The game was a third person puzzle/action game which focused on an incredibly tense sci-fi atmosphere. The game was creepiness overload and of course we all love a jobby in our pants now and again so it became extremely popular and spawned an entire series which consisted of a trilogy of main games and three expansions.
It was a cool game which had some nice features like your energy bar actually being built in to the spine of your character's suit and other nice touches that made the skin crawling play all the more bearable.
In 2011 Bethesda studios made the 5th instalment in their Elder Scrolls series. Skyrim is a 3D RPG/adventure/action game set in a fantasy sandbox Game Of Thrones type world where you have the option to play either first or third person.

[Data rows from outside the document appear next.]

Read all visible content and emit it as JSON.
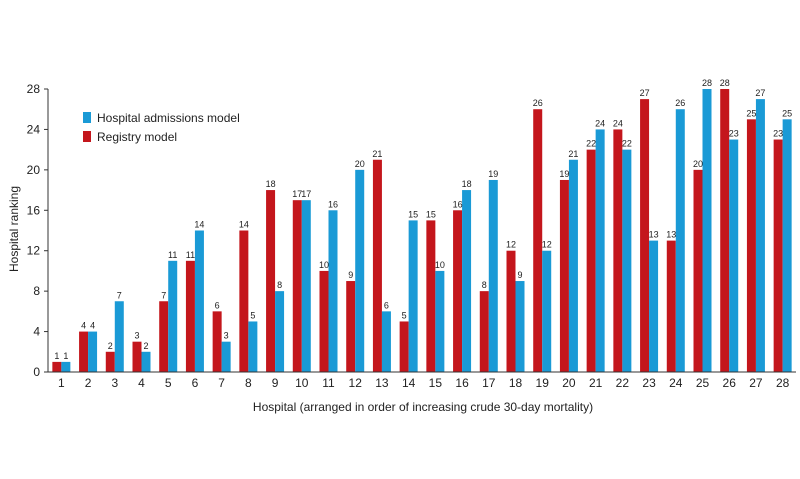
{
  "chart_data": {
    "type": "bar",
    "categories": [
      "1",
      "2",
      "3",
      "4",
      "5",
      "6",
      "7",
      "8",
      "9",
      "10",
      "11",
      "12",
      "13",
      "14",
      "15",
      "16",
      "17",
      "18",
      "19",
      "20",
      "21",
      "22",
      "23",
      "24",
      "25",
      "26",
      "27",
      "28"
    ],
    "series": [
      {
        "name": "Registry model",
        "color": "#c4161c",
        "values": [
          1,
          4,
          2,
          3,
          7,
          11,
          6,
          14,
          18,
          17,
          10,
          9,
          21,
          5,
          15,
          16,
          8,
          12,
          26,
          19,
          22,
          24,
          27,
          13,
          20,
          28,
          25,
          23
        ]
      },
      {
        "name": "Hospital admissions model",
        "color": "#1a9ad6",
        "values": [
          1,
          4,
          7,
          2,
          11,
          14,
          3,
          5,
          8,
          17,
          16,
          20,
          6,
          15,
          10,
          18,
          19,
          9,
          12,
          21,
          24,
          22,
          13,
          26,
          28,
          23,
          27,
          25
        ]
      }
    ],
    "xlabel": "Hospital (arranged in order of increasing crude 30-day mortality)",
    "ylabel": "Hospital ranking",
    "ylim": [
      0,
      28
    ],
    "yticks": [
      0,
      4,
      8,
      12,
      16,
      20,
      24,
      28
    ],
    "legend": {
      "placement": "top-left",
      "order": [
        "Hospital admissions model",
        "Registry model"
      ]
    },
    "grid": false
  }
}
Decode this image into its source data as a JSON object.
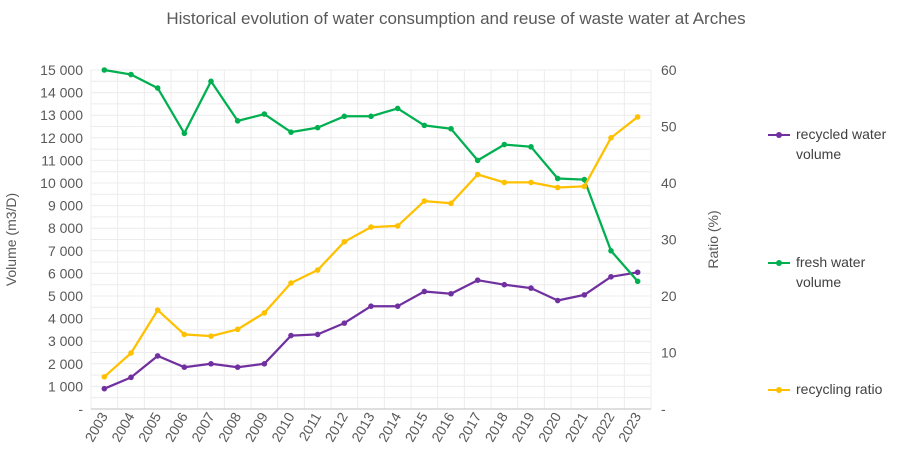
{
  "chart_data": {
    "type": "line",
    "title": "Historical evolution of water consumption and reuse of waste water at Arches",
    "xlabel": "",
    "ylabel": "Volume (m3/D)",
    "y2label": "Ratio (%)",
    "categories": [
      "2003",
      "2004",
      "2005",
      "2006",
      "2007",
      "2008",
      "2009",
      "2010",
      "2011",
      "2012",
      "2013",
      "2014",
      "2015",
      "2016",
      "2017",
      "2018",
      "2019",
      "2020",
      "2021",
      "2022",
      "2023"
    ],
    "ylim": [
      0,
      15000
    ],
    "y2lim": [
      0,
      60
    ],
    "yticks": [
      "-",
      "1 000",
      "2 000",
      "3 000",
      "4 000",
      "5 000",
      "6 000",
      "7 000",
      "8 000",
      "9 000",
      "10 000",
      "11 000",
      "12 000",
      "13 000",
      "14 000",
      "15 000"
    ],
    "y2ticks": [
      "-",
      "10",
      "20",
      "30",
      "40",
      "50",
      "60"
    ],
    "grid": true,
    "legend_position": "right",
    "series": [
      {
        "name": "recycled water volume",
        "axis": "left",
        "color": "#7030A0",
        "values": [
          900,
          1400,
          2350,
          1850,
          2000,
          1850,
          2000,
          3250,
          3300,
          3800,
          4550,
          4550,
          5200,
          5100,
          5700,
          5500,
          5350,
          4800,
          5050,
          5850,
          6050
        ]
      },
      {
        "name": "fresh water volume",
        "axis": "left",
        "color": "#00B050",
        "values": [
          15000,
          14800,
          14200,
          12200,
          14500,
          12750,
          13050,
          12250,
          12450,
          12950,
          12950,
          13300,
          12550,
          12400,
          11000,
          11700,
          11600,
          10200,
          10150,
          7000,
          5650
        ]
      },
      {
        "name": "recycling ratio",
        "axis": "right",
        "color": "#FFC000",
        "values": [
          5.7,
          9.9,
          17.5,
          13.2,
          12.9,
          14.1,
          17.0,
          22.3,
          24.6,
          29.6,
          32.2,
          32.4,
          36.8,
          36.4,
          41.5,
          40.1,
          40.1,
          39.2,
          39.4,
          48.0,
          51.7
        ]
      }
    ]
  }
}
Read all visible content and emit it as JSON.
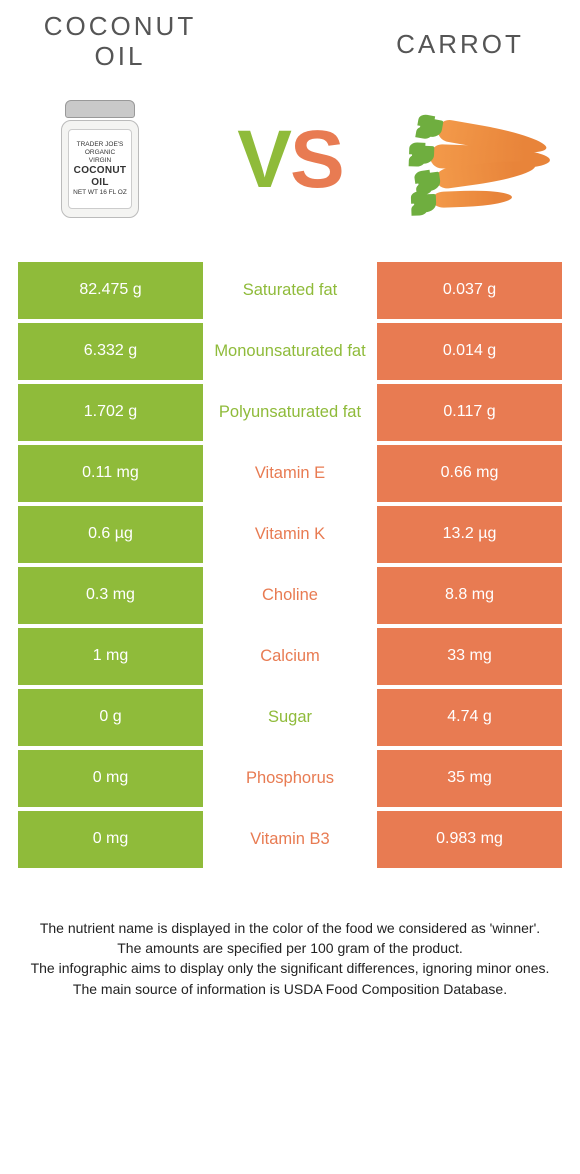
{
  "header": {
    "left_title": "COCONUT OIL",
    "right_title": "CARROT",
    "vs_v": "V",
    "vs_s": "S"
  },
  "colors": {
    "green": "#8fbb3a",
    "orange": "#e87b52",
    "text": "#333333",
    "bg": "#ffffff"
  },
  "jar_label": {
    "l1": "TRADER JOE'S",
    "l2": "ORGANIC VIRGIN",
    "l3": "COCONUT",
    "l4": "OIL",
    "l5": "NET WT 16 FL OZ"
  },
  "rows": [
    {
      "left": "82.475 g",
      "mid": "Saturated fat",
      "winner": "green",
      "right": "0.037 g"
    },
    {
      "left": "6.332 g",
      "mid": "Monounsaturated fat",
      "winner": "green",
      "right": "0.014 g"
    },
    {
      "left": "1.702 g",
      "mid": "Polyunsaturated fat",
      "winner": "green",
      "right": "0.117 g"
    },
    {
      "left": "0.11 mg",
      "mid": "Vitamin E",
      "winner": "orange",
      "right": "0.66 mg"
    },
    {
      "left": "0.6 µg",
      "mid": "Vitamin K",
      "winner": "orange",
      "right": "13.2 µg"
    },
    {
      "left": "0.3 mg",
      "mid": "Choline",
      "winner": "orange",
      "right": "8.8 mg"
    },
    {
      "left": "1 mg",
      "mid": "Calcium",
      "winner": "orange",
      "right": "33 mg"
    },
    {
      "left": "0 g",
      "mid": "Sugar",
      "winner": "green",
      "right": "4.74 g"
    },
    {
      "left": "0 mg",
      "mid": "Phosphorus",
      "winner": "orange",
      "right": "35 mg"
    },
    {
      "left": "0 mg",
      "mid": "Vitamin B3",
      "winner": "orange",
      "right": "0.983 mg"
    }
  ],
  "footer": {
    "l1": "The nutrient name is displayed in the color of the food we considered as 'winner'.",
    "l2": "The amounts are specified per 100 gram of the product.",
    "l3": "The infographic aims to display only the significant differences, ignoring minor ones.",
    "l4": "The main source of information is USDA Food Composition Database."
  }
}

The game was crazy popular for it's stunningly rendered and huge open world. In DooM you could admire the mountains in the background but in Skyrim you could actually walk there in real time and even climb them if you wished. The graphics were breathtaking and the orchestral & choral score is considered to be one of the finest in gaming history. It came under some criticism for having a few glitches which created invisible walls, the most annoying of which tended to pop up on top of a mountain you were trying to cross or a cliff you were trying to climb. Nevertheless the game was a triumph of pure atmosphere and will go down in history as one of the finest fantasy games ever made.
Skyrim employed close combat weapons melee attacks but also game the player magic abilities to shoot fireballs and lighting so it could indeed be considered a FPS (in part at least).
This is now a reality with the Virtiex Omni, a device where you strap yourself into which lets you physically walk and run around a virtual environment while remaining static. The tech works almost like an omnidirectional treadmill....except not. One of these devices would easily fit in a living room and the possibilities for games is near endless not to mention the health benefits of actually getting off your ass and running around......a problem that has plagued gamers since the early 80's.
We as humans appear to have a penchant for exploring dark, scary corridors and kicking things to death in the name of fun. The FPS (and 3D games in general) has nicely seen to that and continues to do so in a variety of innovative ways. To sum up......thanks for all the violence!